Signed-off-by: Pan Li <[email protected]>
---
gcc/config/riscv/autovec.md | 25 ++++++-------------------
1 file changed, 6 insertions(+), 19 deletions(-)
diff --git a/gcc/config/riscv/autovec.md b/gcc/config/riscv/autovec.md
index a54f552a80c..5ac7b62c2cf 100644
--- a/gcc/config/riscv/autovec.md
+++ b/gcc/config/riscv/autovec.md
@@ -2510,25 +2510,12 @@ (define_expand "avg<v_double_trunc>3_ceil"
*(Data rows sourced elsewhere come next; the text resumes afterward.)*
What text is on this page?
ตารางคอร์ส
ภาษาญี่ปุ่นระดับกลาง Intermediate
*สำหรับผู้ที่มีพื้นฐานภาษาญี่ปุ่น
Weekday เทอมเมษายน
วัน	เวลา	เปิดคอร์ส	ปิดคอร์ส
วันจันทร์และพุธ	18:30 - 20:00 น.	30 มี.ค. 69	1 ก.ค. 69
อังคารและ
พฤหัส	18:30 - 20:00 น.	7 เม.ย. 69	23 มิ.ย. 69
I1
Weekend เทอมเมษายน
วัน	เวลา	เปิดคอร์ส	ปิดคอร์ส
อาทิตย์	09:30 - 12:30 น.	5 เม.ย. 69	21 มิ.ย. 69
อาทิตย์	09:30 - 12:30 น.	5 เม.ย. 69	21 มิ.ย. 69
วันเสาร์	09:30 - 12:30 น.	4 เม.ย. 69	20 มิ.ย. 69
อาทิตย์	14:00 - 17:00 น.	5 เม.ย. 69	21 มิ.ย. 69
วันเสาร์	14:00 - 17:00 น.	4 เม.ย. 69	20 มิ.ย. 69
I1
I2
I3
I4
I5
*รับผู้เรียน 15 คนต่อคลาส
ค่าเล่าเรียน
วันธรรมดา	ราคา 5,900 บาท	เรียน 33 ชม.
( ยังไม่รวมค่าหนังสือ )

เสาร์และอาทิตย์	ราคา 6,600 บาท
(match_operand:<V_DOUBLE_TRUNC> 2 "register_operand")))
(const_int 1)))))]
"TARGET_VECTOR"
-{
- /* First emit a widening addition. */
- rtx tmp1 = gen_reg_rtx (<MODE>mode);
- rtx ops1[] = {tmp1, operands[1], operands[2]};
- insn_code icode = code_for_pred_dual_widen (PLUS, SIGN_EXTEND, <MODE>mode);
- riscv_vector::emit_vlmax_insn (icode, riscv_vector::BINARY_OP, ops1);
-
- /* Then add 1. */
- rtx tmp2 = gen_reg_rtx (<MODE>mode);
- rtx ops2[] = {tmp2, tmp1, const1_rtx};
- icode = code_for_pred_scalar (PLUS, <MODE>mode);
- riscv_vector::emit_vlmax_insn (icode, riscv_vector::BINARY_OP, ops2);
-
- /* Finally, a narrowing shift. */
- rtx ops3[] = {operands[0], tmp2, const1_rtx};
- icode = code_for_pred_narrow_scalar (ASHIFTRT, <MODE>mode);
- riscv_vector::emit_vlmax_insn (icode, riscv_vector::BINARY_OP, ops3);
- DONE;
-})
+ {
+ insn_code icode = code_for_pred (UNSPEC_VAADD, <V_DOUBLE_TRUNC>mode);
+ riscv_vector::emit_vlmax_insn (icode, riscv_vector::BINARY_OP_VXRM_RNU,
operands);
+ DONE;
+ }
+)
;; csrwi vxrm, 2
;; vaaddu.vv vd, vs2, vs1
--
2.43.0